Victoria holds performance degrees from the Cleveland Institute of Music, and the University of Notre Dame. Her Suzuki training includes study with Suzuki teachers William Pruceil Sr., Stevie Sandven, Pat D’ercole, AliceJoy Lewis, Pamela Davenport, Barbara Wampner and Hiroko Driver. Victoria’s performance experience stems from her active career as a freelance musician in Cleveland, South Bend, and Louisville, as well as appearances at the Chautauqua Institute, The Quartet Program, Meadowmount, and with the Great Lakes Chamber Orchestra. Victoria’s primary instrumental teachers are Leonard Moss, Nancy Holland, Heidi Castleman, and Victoria Chiang.

Victoria is an active member of the Soka Gokai International, and lives with her family in Wexford.

CYM sat down and had a fun Q and A with Ms. Victora:

CYM: What was your favorite childhood book?

Ms. Victoria: The books I read as a child that made an impression on me were anything written by Bill Peet, because his rhymes made me laugh, and C. S. Lewis’s suspenseful Narnia Chronicles, because the story’s characters and their underlying moral dilemmas were described so vividly.

CYM: Most memorable performance as a youth?

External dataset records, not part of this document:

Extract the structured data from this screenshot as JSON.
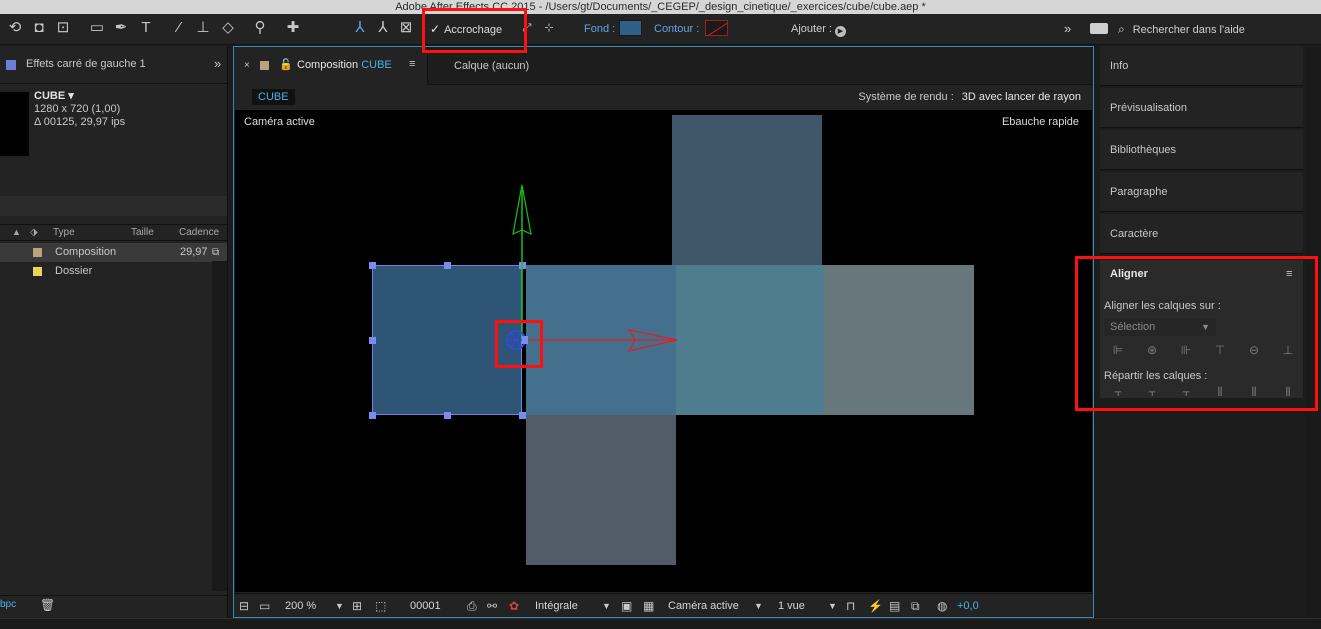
{
  "window": {
    "title": "Adobe After Effects CC 2015 - /Users/gt/Documents/_CEGEP/_design_cinetique/_exercices/cube/cube.aep *"
  },
  "toolbar": {
    "snapping_label": "Accrochage",
    "snapping_check": "✓",
    "fill_label": "Fond :",
    "stroke_label": "Contour :",
    "add_label": "Ajouter :",
    "workspace_chevron": "»",
    "help_search_label": "Rechercher dans l'aide",
    "fill_color": "#2e5f86"
  },
  "effects_panel": {
    "tab_label": "Effets  carré de gauche 1",
    "chevron": "»"
  },
  "project_panel": {
    "comp_name": "CUBE ▾",
    "comp_dims": "1280 x 720 (1,00)",
    "comp_duration": "Δ 00125, 29,97 ips",
    "columns": {
      "type": "Type",
      "size": "Taille",
      "rate": "Cadence"
    },
    "rows": [
      {
        "name": "Composition",
        "rate": "29,97",
        "color": "#b8a380"
      },
      {
        "name": "Dossier",
        "rate": "",
        "color": "#e8d65a"
      }
    ],
    "bpc": "bpc"
  },
  "composition_panel": {
    "tab_close": "×",
    "tab_prefix": "Composition",
    "tab_comp_name": "CUBE",
    "tab_menu": "≡",
    "layer_tab": "Calque  (aucun)",
    "breadcrumb": "CUBE",
    "renderer_label": "Système de rendu :",
    "renderer_value": "3D avec lancer de rayon",
    "camera_label": "Caméra active",
    "quality_label": "Ebauche rapide"
  },
  "comp_footer": {
    "zoom": "200 %",
    "timecode": "00001",
    "resolution": "Intégrale",
    "camera": "Caméra active",
    "views": "1 vue",
    "exposure": "+0,0"
  },
  "right_panels": {
    "items": [
      "Info",
      "Prévisualisation",
      "Bibliothèques",
      "Paragraphe",
      "Caractère"
    ]
  },
  "align_panel": {
    "title": "Aligner",
    "menu": "≡",
    "align_to_label": "Aligner les calques sur :",
    "align_to_value": "Sélection",
    "distribute_label": "Répartir les calques :"
  }
}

Ms. Victoria: The performance that I remember best from my teenage years was when I played viola  with the Boston Youth Symphony Orchestra. We celebrated Leonard Bernstein’s 65th birthday by performing Candide and Beethoven’s Ninth Symphony, over a hundred of us squeezed onto a tiny stage in Lennox, Mass, as he conducted like a wild man. I must say I played dynamically that night, not because I was excited about the opportunity to be so close to an American legend but because I feared for my life! Bernstein’s baton kept swooping in front of the music on my stand every time he bent his knees to show a down beat and I thought for sure that I would be impaled by its tip at any moment. He had the fancy ivory kind that would not break easily … I made it through though, ate some cake and got even closer to wish him happy birthday and ask for an autograph in his biography that I had purchased… Yes, it was a thrill for me, having been raised to revere our national modern composers.

CYM: One thing that people would be surprised to know about me?

Ms. Victoria:  If called upon, my legs can run extremely fast.

CYM: What has music given me?

Ms. Victoria: Music has given me the means to attempt to understand the human heart.

CYM: Favorite treat to eat?

Ms. Victoria: My favorite treat to eat is a ripe organic honey crisp apple.